Hujan selalu jatuh di atas makam Lin Mei. Bukan gerimis manja, melainkan deras menusuk, seolah langit ikut menangisi kepergiannya. Daun-daun basah menempel di nisan abu-abu, seperti air mata yang tak henti mengalir. Di sanalah, di antara sunyi dan dingin, Lin Mei bergentayangan.
Dia sudah mati. Mati dengan amarah yang membara, dengan kata-kata yang tertahan di tenggorokan, dengan kebenaran yang terkubur bersamanya. Ia kembali bukan sebagai kenangan indah, melainkan bayangan yang menolak pergi, hantu yang terpaku pada satu tujuan: balas dendam.

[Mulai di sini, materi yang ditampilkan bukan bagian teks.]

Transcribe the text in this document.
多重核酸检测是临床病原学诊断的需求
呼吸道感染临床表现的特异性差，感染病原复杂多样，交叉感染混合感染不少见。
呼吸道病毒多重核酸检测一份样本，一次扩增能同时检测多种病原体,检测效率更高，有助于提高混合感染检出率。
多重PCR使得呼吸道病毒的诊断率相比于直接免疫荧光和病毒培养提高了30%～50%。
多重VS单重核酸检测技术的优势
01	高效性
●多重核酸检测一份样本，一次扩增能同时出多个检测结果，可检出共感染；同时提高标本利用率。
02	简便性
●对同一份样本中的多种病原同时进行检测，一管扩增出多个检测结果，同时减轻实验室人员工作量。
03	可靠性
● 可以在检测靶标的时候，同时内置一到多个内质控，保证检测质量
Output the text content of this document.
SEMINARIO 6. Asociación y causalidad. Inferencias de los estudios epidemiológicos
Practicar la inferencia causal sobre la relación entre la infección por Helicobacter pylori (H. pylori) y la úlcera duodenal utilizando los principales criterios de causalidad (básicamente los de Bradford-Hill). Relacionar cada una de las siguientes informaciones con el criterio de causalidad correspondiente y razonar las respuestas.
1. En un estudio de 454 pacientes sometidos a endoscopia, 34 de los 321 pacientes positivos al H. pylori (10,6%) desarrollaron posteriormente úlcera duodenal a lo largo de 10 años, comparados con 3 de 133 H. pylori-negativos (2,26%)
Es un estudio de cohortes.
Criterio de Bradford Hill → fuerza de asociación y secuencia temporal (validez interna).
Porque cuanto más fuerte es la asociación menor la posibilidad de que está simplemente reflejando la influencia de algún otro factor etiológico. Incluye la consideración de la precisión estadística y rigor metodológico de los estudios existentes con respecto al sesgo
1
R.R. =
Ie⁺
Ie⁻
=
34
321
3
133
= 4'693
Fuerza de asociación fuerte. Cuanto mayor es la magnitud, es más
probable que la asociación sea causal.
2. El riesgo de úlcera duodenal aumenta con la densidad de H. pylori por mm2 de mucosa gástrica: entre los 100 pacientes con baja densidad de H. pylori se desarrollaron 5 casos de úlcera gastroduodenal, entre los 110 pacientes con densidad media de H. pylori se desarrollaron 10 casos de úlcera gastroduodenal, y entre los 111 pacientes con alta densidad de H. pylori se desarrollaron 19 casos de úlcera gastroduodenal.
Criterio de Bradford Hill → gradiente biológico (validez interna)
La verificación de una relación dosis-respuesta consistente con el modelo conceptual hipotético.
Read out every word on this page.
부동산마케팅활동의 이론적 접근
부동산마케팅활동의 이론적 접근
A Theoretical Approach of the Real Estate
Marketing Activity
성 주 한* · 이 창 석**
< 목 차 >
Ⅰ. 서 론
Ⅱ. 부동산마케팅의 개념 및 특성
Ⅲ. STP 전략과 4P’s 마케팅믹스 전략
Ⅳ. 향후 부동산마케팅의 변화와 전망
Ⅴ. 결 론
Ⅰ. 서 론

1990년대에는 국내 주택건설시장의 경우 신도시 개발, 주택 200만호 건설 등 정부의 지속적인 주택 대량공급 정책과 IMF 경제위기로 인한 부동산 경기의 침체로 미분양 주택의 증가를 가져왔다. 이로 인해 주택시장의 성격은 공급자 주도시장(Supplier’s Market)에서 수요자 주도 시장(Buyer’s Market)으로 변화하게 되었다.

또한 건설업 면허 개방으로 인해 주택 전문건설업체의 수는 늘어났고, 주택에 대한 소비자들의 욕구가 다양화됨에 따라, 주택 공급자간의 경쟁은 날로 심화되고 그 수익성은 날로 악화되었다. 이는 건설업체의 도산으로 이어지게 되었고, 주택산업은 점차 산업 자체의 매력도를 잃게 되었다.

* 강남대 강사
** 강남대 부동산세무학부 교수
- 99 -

Rumah keluarga Zhao, tempatnya dulu mengukir mimpi dan harapan, kini terasa asing dan menakutkan. Cahaya bulan menari di dinding, menciptakan siluet aneh yang menyerupai wajah-wajah tersiksa. Aroma dupa yang menyesakkan memenuhi udara, usaha sia-sia untuk mengusir kehadirannya.
Zhao Ming, tunangannya, berjalan dengan bahu merosot. Wajahnya pucat, matanya cekung, penuh penyesalan yang terlambat. Lin Mei membencinya. Ia membenci air mata palsunya, ia membenci kata-kata maaf yang tak tulus. Ia ingin Zhao Ming merasakan sakit yang sama, kehancuran yang sama, kematian yang sama.
Namun, setiap kali ia mendekat, setiap kali ia mencoba menyentuhnya dengan aura dinginnya, ada sesuatu yang menahannya. Bukan kekuatan magis, bukan jimat pelindung, melainkan kenangan. Kilasan-kilasan masa lalu yang indah, tawa renyah mereka di bawah pohon sakura, janji setia yang terucap di tepi sungai.
Lin Mei mulai ragu. Apakah benar balas dendam adalah jawaban? Apakah benar ia ingin mengutuk Zhao Ming selamanya?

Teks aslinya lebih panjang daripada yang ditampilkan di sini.